Glace de viande is an ultra-concentrated stock used to enliven pan sauces or soups; it’s usually made with veal. Glace is also the closest thing I know to making your own bouillon cubes — only this is infinitely better. Looks like duck Jell-O, doesn’t it?
The only problem with glace is that is a pain to make. If you have other things to do, this recipe can take several days. Really. But it’s still worth it. Take your time and go with it. Once its made, glace lasts two weeks or more in the fridge and a year or more in the freezer. Freeze it in blocks with an ice cube tray, or in small glass jars. Remember a little goes a long way.
Then, when you need a bomb of meaty flavor, grab some demi-glace and drop it into the sauce or soup.
If you make this with domestic ducks or geese, cut as much fat off them as you can, and note that you will only need 3-4 duck carcasses or 2-3 goose carcasses.
Makes 2 pints demi-glace
- 6-10 wild duck or 3-4 wild goose carcasses, with some meat still attached (like wings and necks)
- 20-30 duck feet, or 1 pig’s foot
- A little olive oil
- Kosher salt
- 2 chopped onions
- 4 chopped carrots
- 5 chopped celery sticks
- Stems from 1 bunch parsley
- Large sprig of fresh thyme or 1 tablespoon dried
- Large sprig rosemary or 1 tablespoon dried
- 1 tablespoon cracked black pepper
- 4 bay leaves
- 4 garlic cloves, peeled and smashed
- 1 tablespoon crushed juniper berries (optional)
- Coat the duck carcasses with the olive oil and salt well. Set aside for 15 minutes while you heat the oven to 400 degrees. Alternatively, grill the duck carcasses over high heat until well browned. If you are roasting, put the duck or goose carcasses in a large roasting pan and cook at 400 degrees for 30-45 minutes, or until well browned.
- Meanwhile, chop the duck feet with a cleaver or heavy chef’s knife, or score the pig’s foot all over. This opens the feet up to the broth, so all that collagen can get into it. This is what makes the concentrated broth set up solid. Do not skip the feet!
- Once the carcasses are roasted, remove and chop them into large pieces with poultry shears or a large chef’s knife or cleaver. You’re doing this to be able to fit them all into your stockpot. Stuff the duck carcasses into your largest stockpot and cover by 1-2 inches with cold water. Add the feet to the pot.
- Bring the stock to a bare simmer – do not let it boil – and skim any froth that surfaces. Do this as many times as needed. Simmer the stock for 4-8 hours. You can stop now if you’d like and pick up the process the next day.
- Once the stock has simmered for 4-6 hours, add all the vegetables, herbs and spices. Simmer this for 90 minutes to 2 hours — no longer.
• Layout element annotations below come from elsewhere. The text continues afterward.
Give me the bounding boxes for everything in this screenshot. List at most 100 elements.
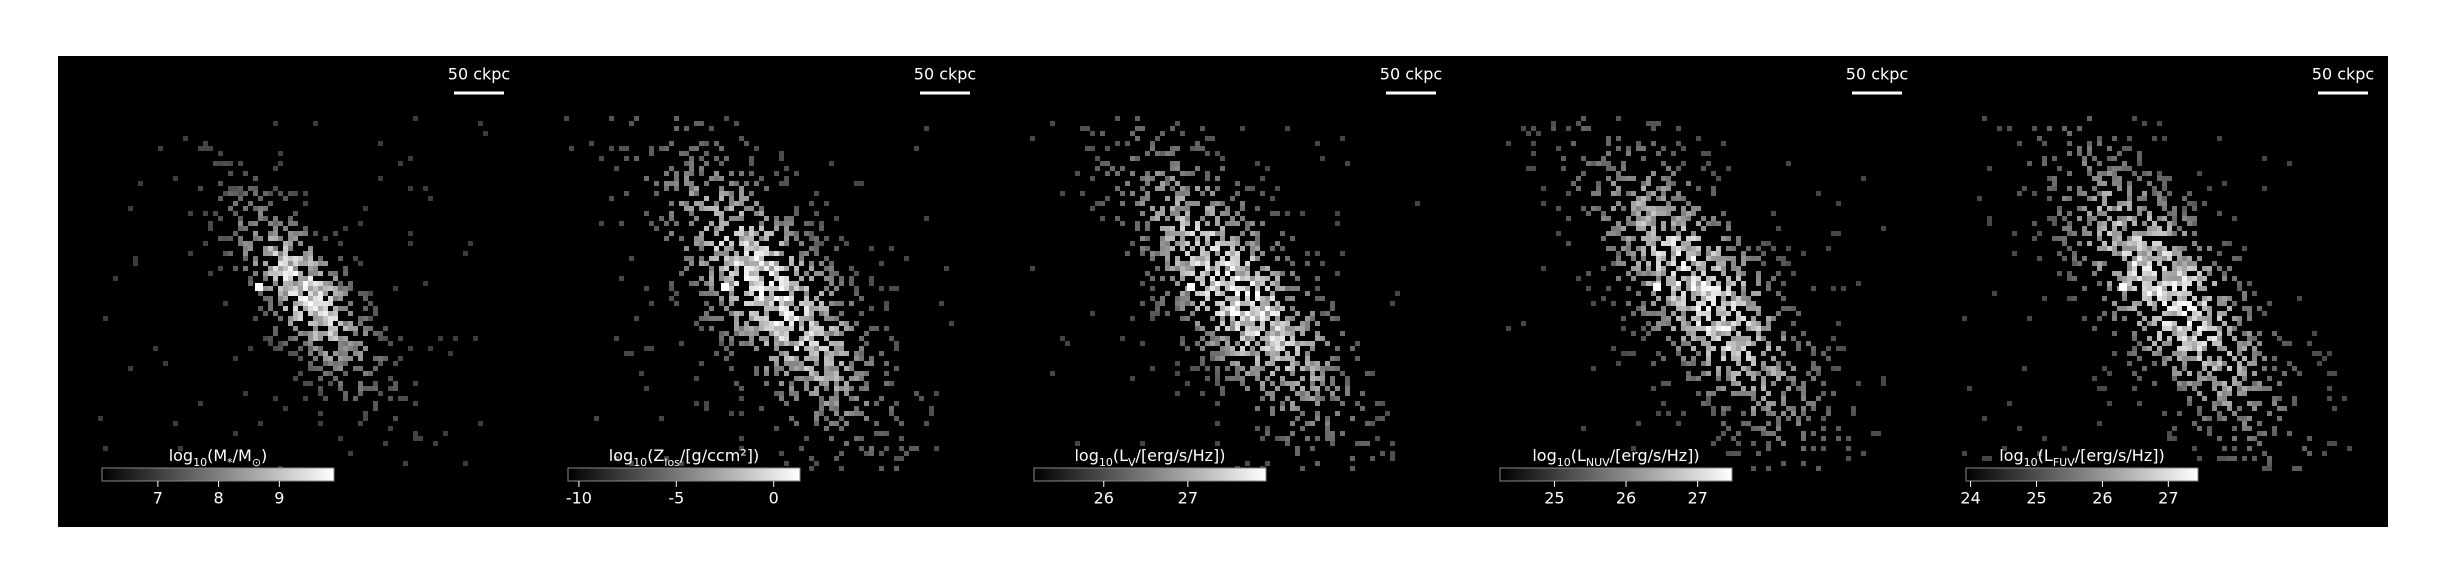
pixel bbox=[799, 241, 804, 246]
pixel bbox=[308, 306, 313, 311]
pixel bbox=[1170, 161, 1175, 166]
pixel bbox=[2192, 381, 2197, 386]
pixel bbox=[1390, 301, 1395, 306]
pixel bbox=[1646, 206, 1651, 211]
pixel bbox=[313, 356, 318, 361]
pixel bbox=[829, 261, 834, 266]
pixel bbox=[363, 326, 368, 331]
pixel bbox=[298, 356, 303, 361]
pixel bbox=[1726, 221, 1731, 226]
pixel bbox=[1656, 261, 1661, 266]
pixel bbox=[1636, 211, 1641, 216]
pixel bbox=[1260, 436, 1265, 441]
pixel bbox=[1185, 346, 1190, 351]
pixel bbox=[283, 226, 288, 231]
pixel bbox=[2187, 336, 2192, 341]
pixel bbox=[924, 126, 929, 131]
pixel bbox=[799, 376, 804, 381]
pixel bbox=[694, 201, 699, 206]
pixel bbox=[1756, 271, 1761, 276]
pixel bbox=[2132, 221, 2137, 226]
pixel bbox=[2157, 316, 2162, 321]
pixel bbox=[1245, 321, 1250, 326]
pixel bbox=[288, 316, 293, 321]
pixel bbox=[674, 301, 679, 306]
pixel bbox=[789, 366, 794, 371]
pixel bbox=[293, 191, 298, 196]
pixel bbox=[804, 356, 809, 361]
pixel bbox=[1335, 271, 1340, 276]
pixel bbox=[1350, 416, 1355, 421]
pixel bbox=[1596, 206, 1601, 211]
pixel bbox=[1731, 281, 1736, 286]
pixel bbox=[1736, 351, 1741, 356]
pixel bbox=[2167, 436, 2172, 441]
pixel bbox=[408, 186, 413, 191]
pixel bbox=[1190, 246, 1195, 251]
pixel bbox=[824, 376, 829, 381]
pixel bbox=[1185, 296, 1190, 301]
pixel bbox=[1175, 146, 1180, 151]
pixel bbox=[1315, 336, 1320, 341]
pixel bbox=[233, 431, 238, 436]
pixel bbox=[2082, 161, 2087, 166]
pixel bbox=[869, 361, 874, 366]
pixel bbox=[1275, 321, 1280, 326]
pixel bbox=[413, 436, 418, 441]
pixel bbox=[829, 351, 834, 356]
pixel bbox=[2217, 266, 2222, 271]
pixel bbox=[2252, 291, 2257, 296]
pixel bbox=[779, 341, 784, 346]
pixel bbox=[1300, 426, 1305, 431]
pixel bbox=[1671, 171, 1676, 176]
pixel bbox=[2242, 376, 2247, 381]
pixel bbox=[1736, 391, 1741, 396]
label-part: ⊙ bbox=[252, 456, 261, 469]
pixel bbox=[2237, 256, 2242, 261]
pixel bbox=[759, 211, 764, 216]
pixel bbox=[223, 236, 228, 241]
pixel bbox=[1140, 211, 1145, 216]
pixel bbox=[699, 361, 704, 366]
pixel bbox=[198, 401, 203, 406]
pixel bbox=[1701, 326, 1706, 331]
pixel bbox=[2252, 401, 2257, 406]
pixel bbox=[1160, 206, 1165, 211]
pixel bbox=[799, 301, 804, 306]
pixel bbox=[1175, 391, 1180, 396]
pixel bbox=[1761, 381, 1766, 386]
pixel bbox=[293, 301, 298, 306]
pixel bbox=[288, 246, 293, 251]
pixel bbox=[358, 356, 363, 361]
pixel bbox=[1661, 191, 1666, 196]
pixel bbox=[233, 231, 238, 236]
pixel bbox=[749, 326, 754, 331]
pixel bbox=[1736, 371, 1741, 376]
pixel bbox=[1726, 331, 1731, 336]
pixel bbox=[804, 306, 809, 311]
pixel bbox=[1225, 206, 1230, 211]
pixel bbox=[343, 351, 348, 356]
pixel bbox=[318, 411, 323, 416]
pixel bbox=[1706, 151, 1711, 156]
pixel bbox=[1245, 311, 1250, 316]
pixel bbox=[2132, 216, 2137, 221]
pixel bbox=[1180, 171, 1185, 176]
pixel bbox=[1726, 426, 1731, 431]
pixel bbox=[1691, 281, 1696, 286]
pixel bbox=[794, 281, 799, 286]
pixel bbox=[1245, 286, 1250, 291]
pixel bbox=[338, 336, 343, 341]
pixel bbox=[689, 146, 694, 151]
pixel bbox=[1195, 366, 1200, 371]
pixel bbox=[328, 321, 333, 326]
pixel bbox=[1801, 251, 1806, 256]
pixel bbox=[338, 346, 343, 351]
pixel bbox=[2267, 411, 2272, 416]
pixel bbox=[1160, 241, 1165, 246]
pixel bbox=[128, 366, 133, 371]
pixel bbox=[1676, 316, 1681, 321]
pixel bbox=[1235, 256, 1240, 261]
pixel bbox=[769, 291, 774, 296]
pixel bbox=[1721, 406, 1726, 411]
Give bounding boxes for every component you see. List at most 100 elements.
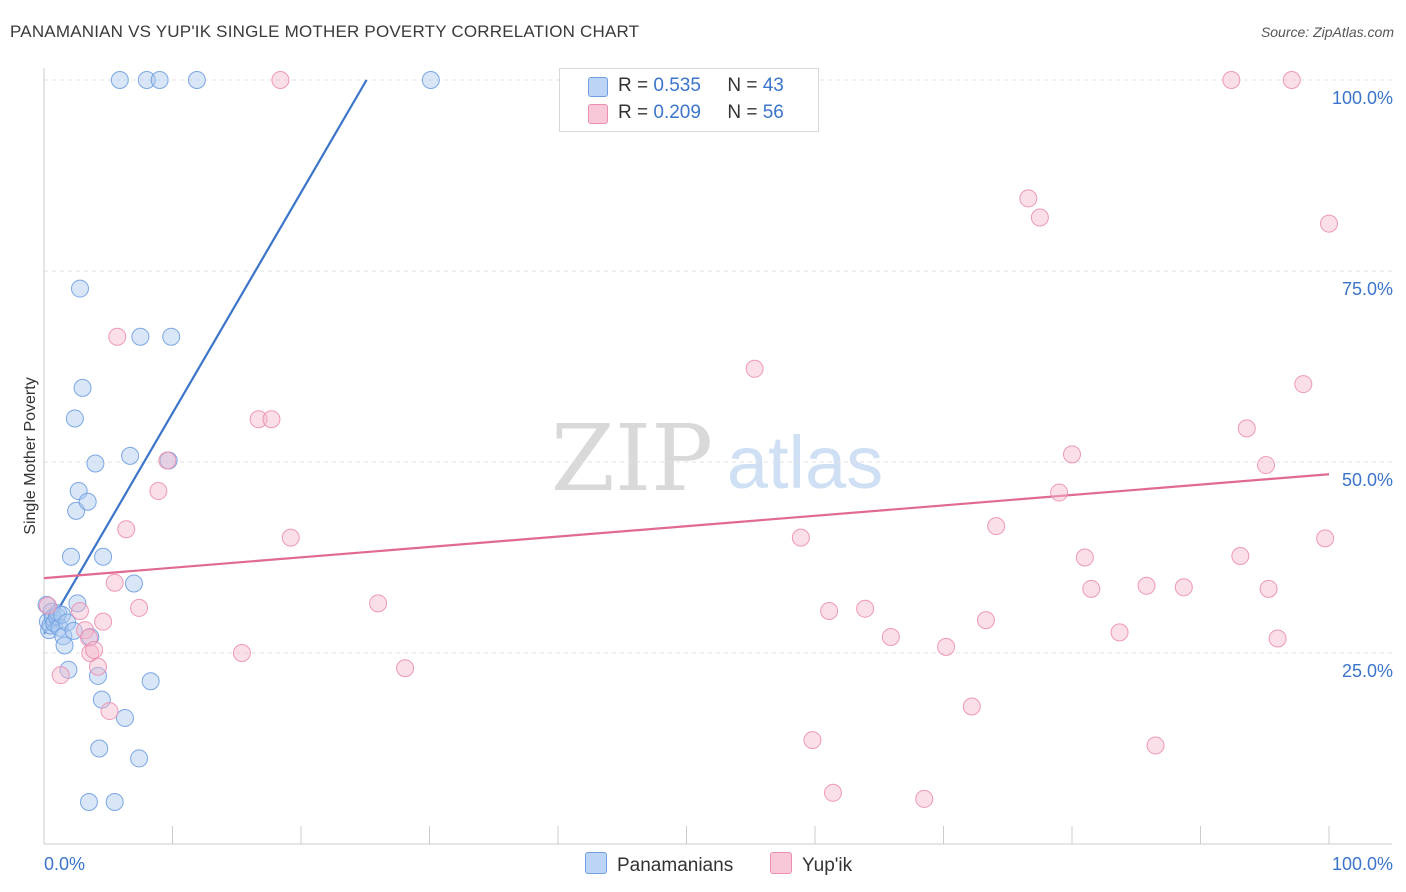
yupik-point [1257,456,1276,475]
yupik-point [881,627,900,646]
yupik-point [820,601,839,620]
yupik-point [1259,579,1278,598]
yupik-point [232,644,251,662]
legend-r-label: R = [618,75,654,96]
panamanians-point [65,409,84,428]
yupik-point [1282,71,1301,89]
gridlines [44,79,1392,654]
legend-r-value: 0.535 [653,75,701,96]
x-tick-label: 100.0% [1332,854,1393,874]
trend-lines [43,79,1330,635]
y-tick-label: 25.0% [1342,661,1393,681]
yupik-point [1222,71,1241,89]
yupik-point [1075,548,1094,567]
yupik-point [1019,189,1038,208]
chart-title: PANAMANIAN VS YUP'IK SINGLE MOTHER POVER… [10,22,640,41]
yupik-point [100,702,119,721]
yupik-point [70,601,89,620]
yupik-point [823,783,842,802]
axes [43,68,1392,845]
yupik-point [1231,546,1250,565]
yupik-point [937,637,956,656]
yupik-point [745,359,764,378]
yupik-point [856,599,875,618]
yupik-point [1294,375,1313,394]
panamanians-point [54,627,73,646]
series-legend-yupik: Yup'ik [770,852,852,877]
panamanians-point [110,71,129,89]
y-tick-label: 50.0% [1342,470,1393,490]
yupik-point [1110,623,1129,642]
series-legend-panamanians: Panamanians [585,852,733,877]
panamanians-point [131,327,150,346]
yupik-point [1137,576,1156,595]
axis-labels: Single Mother Poverty 25.0% 50.0% 75.0% 100… [22,88,1393,874]
panamanians-point [124,574,143,593]
panamanians-point [141,672,160,691]
panamanians-point [79,792,98,811]
panamanians-point [115,708,134,727]
yupik-point [281,528,300,547]
yupik-point [1316,529,1335,548]
yupik-point [262,410,281,429]
yupik-point [271,71,290,89]
series-name-yupik: Yup'ik [802,855,853,876]
yupik-point [158,451,177,470]
series-swatch-yupik [770,852,792,874]
y-axis-label: Single Mother Poverty [22,377,39,534]
panamanians-point [94,547,113,566]
yupik-point [1063,445,1081,464]
yupik-point [396,659,415,678]
panamanians-point [137,71,156,89]
legend-swatch-yupik [588,104,608,124]
yupik-point [108,327,127,346]
yupik-point [130,598,149,617]
panamanians-point [90,739,109,758]
yupik-point [85,640,104,659]
yupik-point [369,594,388,613]
series-swatch-panamanians [585,852,607,874]
panamanians-point [86,454,105,473]
panamanians-point [78,492,97,511]
panamanians-point [121,446,140,465]
legend-n-label: N = [727,75,763,96]
legend-swatch-panamanians [588,77,608,97]
panamanians-trend-line [43,79,368,635]
yupik-point [117,520,136,539]
yupik-point [1082,579,1101,598]
panamanians-point [55,636,74,655]
yupik-point [38,596,57,615]
legend-n-value: 43 [762,75,784,96]
yupik-point [976,611,995,630]
legend-n-label: N = [727,102,763,123]
watermark-zip: ZIP [551,405,713,512]
yupik-point [1237,419,1256,438]
legend-n-value: 56 [762,102,784,123]
panamanians-point [88,666,107,685]
panamanians-point [187,71,206,89]
yupik-point [1268,629,1287,648]
panamanians-point [105,792,124,811]
yupik-point [94,612,113,631]
yupik-point [915,789,934,808]
yupik-point [987,517,1006,536]
yupik-point [803,731,822,750]
watermark: ZIP atlas [551,405,883,512]
legend-r-value: 0.209 [653,102,701,123]
panamanians-point [162,327,181,346]
panamanians-point [421,71,440,89]
data-points [37,71,1338,811]
yupik-point [51,666,70,685]
yupik-point [1146,736,1165,755]
yupik-point [1050,483,1069,502]
chart-source: Source: ZipAtlas.com [1260,24,1394,40]
panamanians-point [73,378,92,397]
yupik-point [1320,214,1338,233]
yupik-point [791,528,810,547]
legend-r-label: R = [618,102,654,123]
correlation-legend: R = 0.535 N = 43 R = 0.209 N = 56 [559,68,819,132]
yupik-trend-line [43,473,1330,580]
panamanians-point [70,279,89,298]
yupik-point [105,573,124,592]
- Strain the stock. First pull all the bones and things out with tongs, then use a Chinese spider strainer or slotted spoon to fish out the smaller bits. Finally, pour the stock through a fine-mesh sieve lined with cheesecloth (or a paper towel) into another large pot. You might need more than one pot. This is another place where you can stop and pick up the process later.
- Once you have your finished stock, you should have something on the order of 2 gallons. Now a normal demi-glace recipe would have you split the stock and make a sauce espagnol out of one half, then combine it with the other half after you’ve already added some more herbs and aromatic things. I see no reason to do this. Instead, move the pot off-center to a burner set on low heat: This will concentrate the impurities you will need to skim off all on one side of the pot. Skim frequently.
- Let this simmer down for at least 6 hours. I usually have started this whole process in the morning, and by evening have my nice stock. This final reduction process I let go on overnight. In the end, you should have a clear, thick broth. Pour this into small containers, and refrigerate. It should set up and become a gelatin.